A person covers a distance of 300 km and then returns to the starting point. The time taken by him for the outward journey is 5 hours more than the time taken for the return journey. If he returned at a speed of 10 km/h more than the speed of going.
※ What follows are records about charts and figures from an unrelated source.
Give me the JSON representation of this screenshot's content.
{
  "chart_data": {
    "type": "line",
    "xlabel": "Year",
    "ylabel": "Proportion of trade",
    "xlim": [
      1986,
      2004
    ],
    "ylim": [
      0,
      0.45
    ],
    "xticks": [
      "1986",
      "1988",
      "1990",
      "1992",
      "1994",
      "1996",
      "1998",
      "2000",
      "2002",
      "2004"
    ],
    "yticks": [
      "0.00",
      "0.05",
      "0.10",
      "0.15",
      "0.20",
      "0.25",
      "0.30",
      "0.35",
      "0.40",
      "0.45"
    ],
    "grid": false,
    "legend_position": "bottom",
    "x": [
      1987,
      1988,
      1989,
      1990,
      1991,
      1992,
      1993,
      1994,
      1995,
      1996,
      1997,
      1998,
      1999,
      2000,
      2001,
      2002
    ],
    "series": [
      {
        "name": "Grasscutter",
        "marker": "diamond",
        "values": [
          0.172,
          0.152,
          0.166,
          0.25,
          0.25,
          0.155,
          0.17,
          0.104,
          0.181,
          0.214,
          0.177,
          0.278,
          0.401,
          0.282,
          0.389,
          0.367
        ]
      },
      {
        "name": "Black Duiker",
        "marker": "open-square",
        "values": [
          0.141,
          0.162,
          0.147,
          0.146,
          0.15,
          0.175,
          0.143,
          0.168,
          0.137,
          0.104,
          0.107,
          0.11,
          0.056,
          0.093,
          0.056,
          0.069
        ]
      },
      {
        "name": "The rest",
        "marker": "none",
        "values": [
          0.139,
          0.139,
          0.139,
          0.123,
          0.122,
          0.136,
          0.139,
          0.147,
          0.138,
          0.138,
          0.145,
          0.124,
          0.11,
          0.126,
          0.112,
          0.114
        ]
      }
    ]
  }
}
What was the speed (in km/h) for the outward journey?

Solution (By Examveda Team)

Let the speed of outward journey be $$x$$ km/hr
Hence, the speed of return journey will be ($$x$$ + 10) km/hr
So, time taken in return journey = $$\frac{{300}}{{x + 10}}{\text{hr}}$$
Time taken in outward journey = $$\frac{{300}}{x}{\text{hr}}$$
According to the question,
$$\eqalign{ & \Rightarrow \frac{{300}}{x} - \frac{{300}}{{x + 10}} = 5 \cr & \Rightarrow \frac{{300\left( {x + 10} \right) - 300x}}{{x\left( {x + 10} \right)}} = 5 \cr & \Rightarrow 300x + 3000 - 300x = 5x\left( {x + 10} \right) \cr & \Rightarrow 3000 = 5{x^2} + 50x \cr & \Rightarrow 5{x^2} + 50x - 3000 = 0 \cr & \Rightarrow {x^2} + 30x - 20x - 600 = 0 \cr & \Rightarrow x\left( {x + 30} \right) - 20\left( {x + 30} \right) = 0 \cr & \Rightarrow \left( {x - 20} \right)\left( {x + 30} \right) = 0 \cr & \Rightarrow x = 20,\, - 30 \cr} $$
⇒ x = 20 km/hr as negative speed is not possible.
∴ The speed for outward journey is 20 km/hr